‘Weed the People’: The highs and lows of legal marijuana

In “Weed the People,” Bainbridge Island author Bruce Barcott delivers a thorough and entertaining survey of the burgeoning legalization of marijuana in the U.S. Barcott appears April 15 at Seattle’s Elliott Bay Book Co
‘Weed the People: The Future of Legal Marijuana in America’

by Bruce Barcott

Time, Inc., 400 pp., $22.95


Every year between 2005 and 2010, nearly 800,000 Americans were arrested on marijuana charges, most of them for possessing small amounts of marijuana. That was a threefold increase since the early 1990s. Those arrested and incarcerated were overwhelmingly black or Hispanic, and poor. By 2012, the United States imprisoned a greater percentage of its black population than South Africa did at the height of apartheid. Louisiana’s rate of incarceration is five times as large as Iran’s.

Whatever else one might think of the virtues, or dangers, of marijuana, the rate and scale at which we have imprisoned young black and Hispanic men for its possession is nothing short of an outrage.

In “Weed the People,” Bainbridge Island author Bruce Barcott (“The Last Flight of the Scarlet Macaw,” “The Measure of a Mountain”), surveys the remarkable transformation of marijuana from an outlawed illegal drug to a legalized adult intoxicant in several states. It’s an outstanding review of the history of marijuana regulation, the remarkable political history of its decriminalization, and its rapidly unfolding impact on modern life.

The regulation of marijuana has a long and tortured history. Marijuana was treated as a relatively minor nuisance until it was banned in 1937 and later scheduled as a dangerous drug under the Controlled Substances Act. With the proliferation of tough mandatory sentencing schemes, marijuana became the gateway drug to long-term prison sentences and the imprisonment of a generation of young men and women.

Barcott traces the roots of the medical marijuana movement from the ravaged gay communities suffering from AIDS to widespread acceptance of the benefits of marijuana for those suffering from cancer, AIDS and a variety of other illnesses. But it took serious political organizing efforts to move marijuana from a fringe alternative therapy to open legalization. Alison Holcomb, a lawyer working with the ACLU of Washington, provided that push.

Barcott is no cheerleader for legalized pot. He takes a hard look at serious questions about the link between marijuana and schizophrenia, the hazards of ingesting THC, the active ingredient in pot, by smoking it, and its rather dramatic demotivating effect. But the statistics on public health are compelling: 440,000 Americans die each year from cigarettes; 46,000 die from alcohol-related causes; 17,000 die from prescription drug overdoses. There are no reported deaths from marijuana overdose. Zero.

Barcott spends the bulk of the book interviewing and profiling the curious business community that has exploded in Washington and Colorado, rushing to fill the demand and seeing a once-in-a-lifetime opportunity to establish leading brands in an emerging and highly lucrative trade. The contrast between Harvard-trained private equity business operatives and their more rustic Grateful Dead-listening predecessors is hilarious.

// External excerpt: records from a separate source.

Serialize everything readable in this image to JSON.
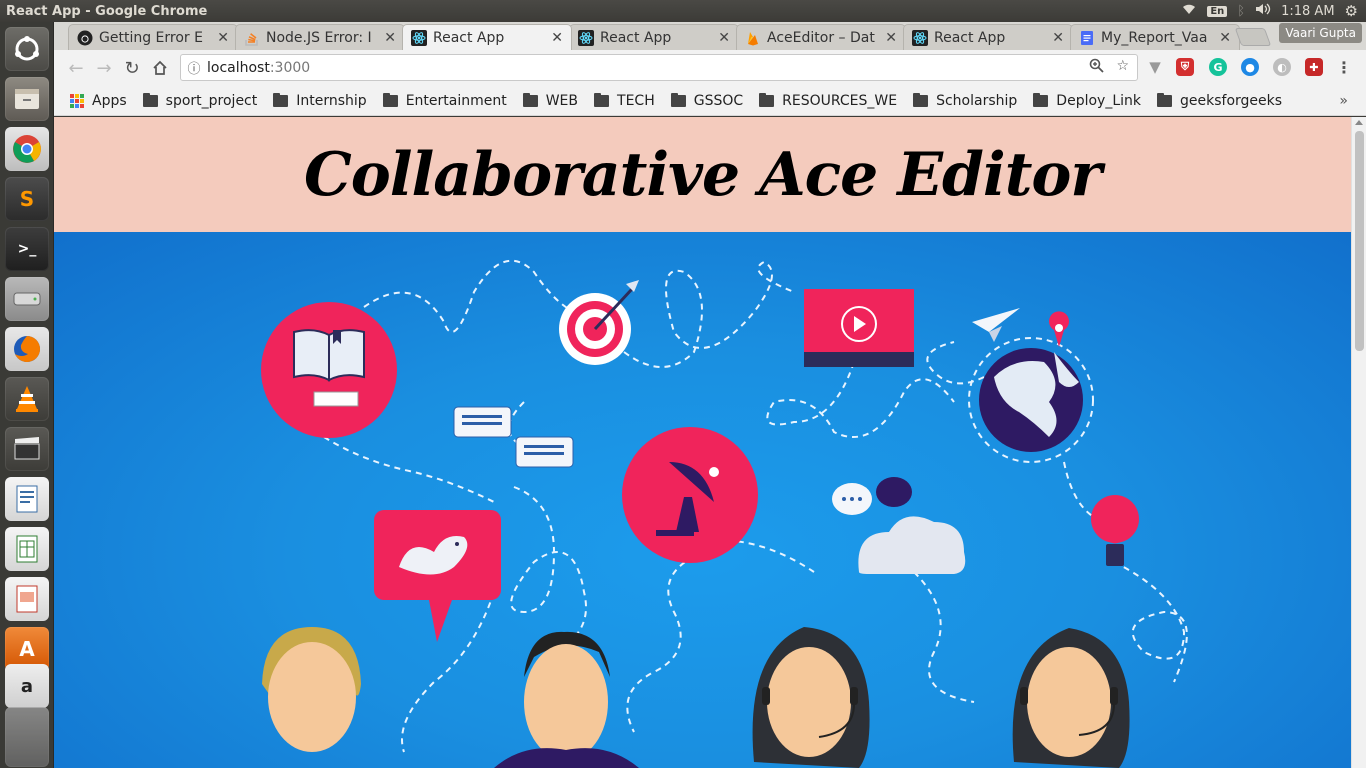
{
  "window": {
    "title": "React App - Google Chrome"
  },
  "system": {
    "keyboard": "En",
    "time": "1:18 AM"
  },
  "tabs": [
    {
      "label": "Getting Error E",
      "favicon": "github-icon"
    },
    {
      "label": "Node.JS Error: I",
      "favicon": "stackoverflow-icon"
    },
    {
      "label": "React App",
      "favicon": "react-icon",
      "active": true
    },
    {
      "label": "React App",
      "favicon": "react-icon"
    },
    {
      "label": "AceEditor – Dat",
      "favicon": "firebase-icon"
    },
    {
      "label": "React App",
      "favicon": "react-icon"
    },
    {
      "label": "My_Report_Vaa",
      "favicon": "docs-icon"
    }
  ],
  "profile": {
    "name": "Vaari Gupta"
  },
  "address": {
    "host": "localhost",
    "port": ":3000"
  },
  "bookmarks": [
    {
      "label": "Apps",
      "type": "apps"
    },
    {
      "label": "sport_project"
    },
    {
      "label": "Internship"
    },
    {
      "label": "Entertainment"
    },
    {
      "label": "WEB"
    },
    {
      "label": "TECH"
    },
    {
      "label": "GSSOC"
    },
    {
      "label": "RESOURCES_WE"
    },
    {
      "label": "Scholarship"
    },
    {
      "label": "Deploy_Link"
    },
    {
      "label": "geeksforgeeks"
    }
  ],
  "bookmarks_more": "»",
  "page": {
    "heading": "Collaborative Ace Editor",
    "header_bg": "#f4cbbd",
    "hero_bg": "#1a8fe0",
    "accent": "#f0245b"
  }
}
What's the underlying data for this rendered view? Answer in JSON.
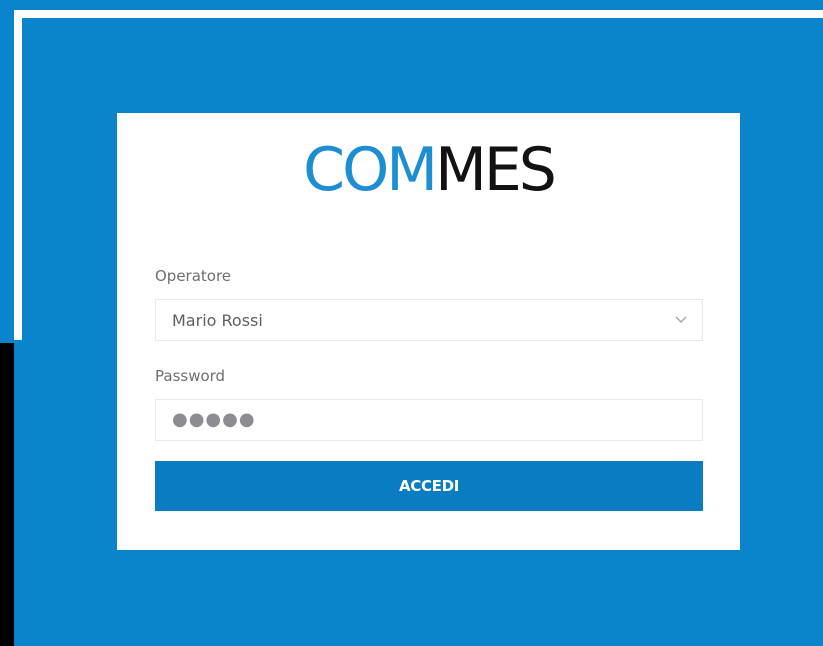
{
  "brand": {
    "logo_part1": "COM",
    "logo_part2": "MES",
    "accent_color": "#1e8ed2",
    "background_color": "#0a84cc"
  },
  "login": {
    "operator_label": "Operatore",
    "operator_value": "Mario Rossi",
    "password_label": "Password",
    "password_value": "●●●●●",
    "submit_label": "ACCEDI"
  },
  "icons": {
    "dropdown": "chevron-down-icon"
  }
}
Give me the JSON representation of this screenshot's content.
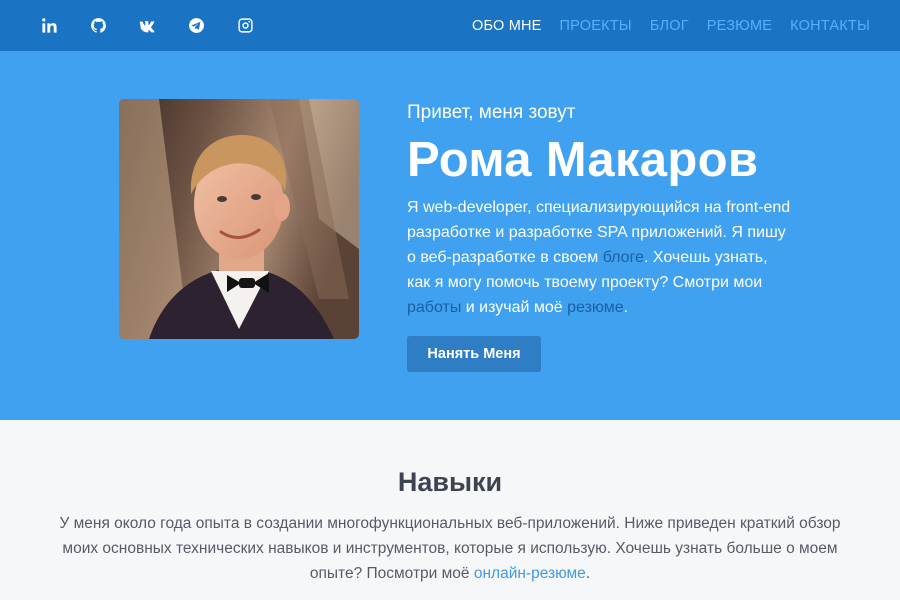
{
  "social": [
    {
      "name": "linkedin-icon"
    },
    {
      "name": "github-icon"
    },
    {
      "name": "vk-icon"
    },
    {
      "name": "telegram-icon"
    },
    {
      "name": "instagram-icon"
    }
  ],
  "nav": {
    "about": "ОБО МНЕ",
    "projects": "ПРОЕКТЫ",
    "blog": "БЛОГ",
    "resume": "РЕЗЮМЕ",
    "contacts": "КОНТАКТЫ"
  },
  "hero": {
    "greeting": "Привет, меня зовут",
    "name": "Рома Макаров",
    "bio_1": "Я web-developer, специализирующийся на front-end разработке и разработке SPA приложений. Я пишу о веб-разработке в своем ",
    "bio_blog_link": "блоге",
    "bio_2": ". Хочешь узнать, как я могу помочь твоему проекту? Смотри мои ",
    "bio_works_link": "работы",
    "bio_3": " и изучай моё ",
    "bio_resume_link": "резюме",
    "bio_4": ".",
    "hire_button": "Нанять Меня"
  },
  "skills": {
    "title": "Навыки",
    "text": "У меня около года опыта в создании многофункциональных веб-приложений. Ниже приведен краткий обзор моих основных технических навыков и инструментов, которые я использую. Хочешь узнать больше о моем опыте? Посмотри моё ",
    "link": "онлайн-резюме",
    "text_end": "."
  },
  "colors": {
    "topbar": "#1b73c4",
    "hero": "#3fa1f0",
    "nav_link": "#57b0ff",
    "button": "#2f7dc5"
  }
}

Marijuana is now “legal” in Washington and Colorado. Voters in Alaska, Oregon and Washington, D.C., have similarly voted to legalize marijuana. California appears poised for similar reform. But pot remains illegal under federal law everywhere, and it’s only through the forbearance of federal law enforcement officers that these state-level experiments have been allowed to proceed.

As its playful title suggests, Barcott’s writing is casual and breezy, perhaps befitting his subject, but jarring at times. But it’s a study long overdue, and Barcott thoughtfully examines the coming social revolution. Marijuana stores now openly operate in Washington and Colorado. Skiers visiting Colorado’s resorts routinely stop along the way to stock up. Professionals used to send bottles of wine to clients as a thank you for their patronage. Will little vials of high quality pot be next?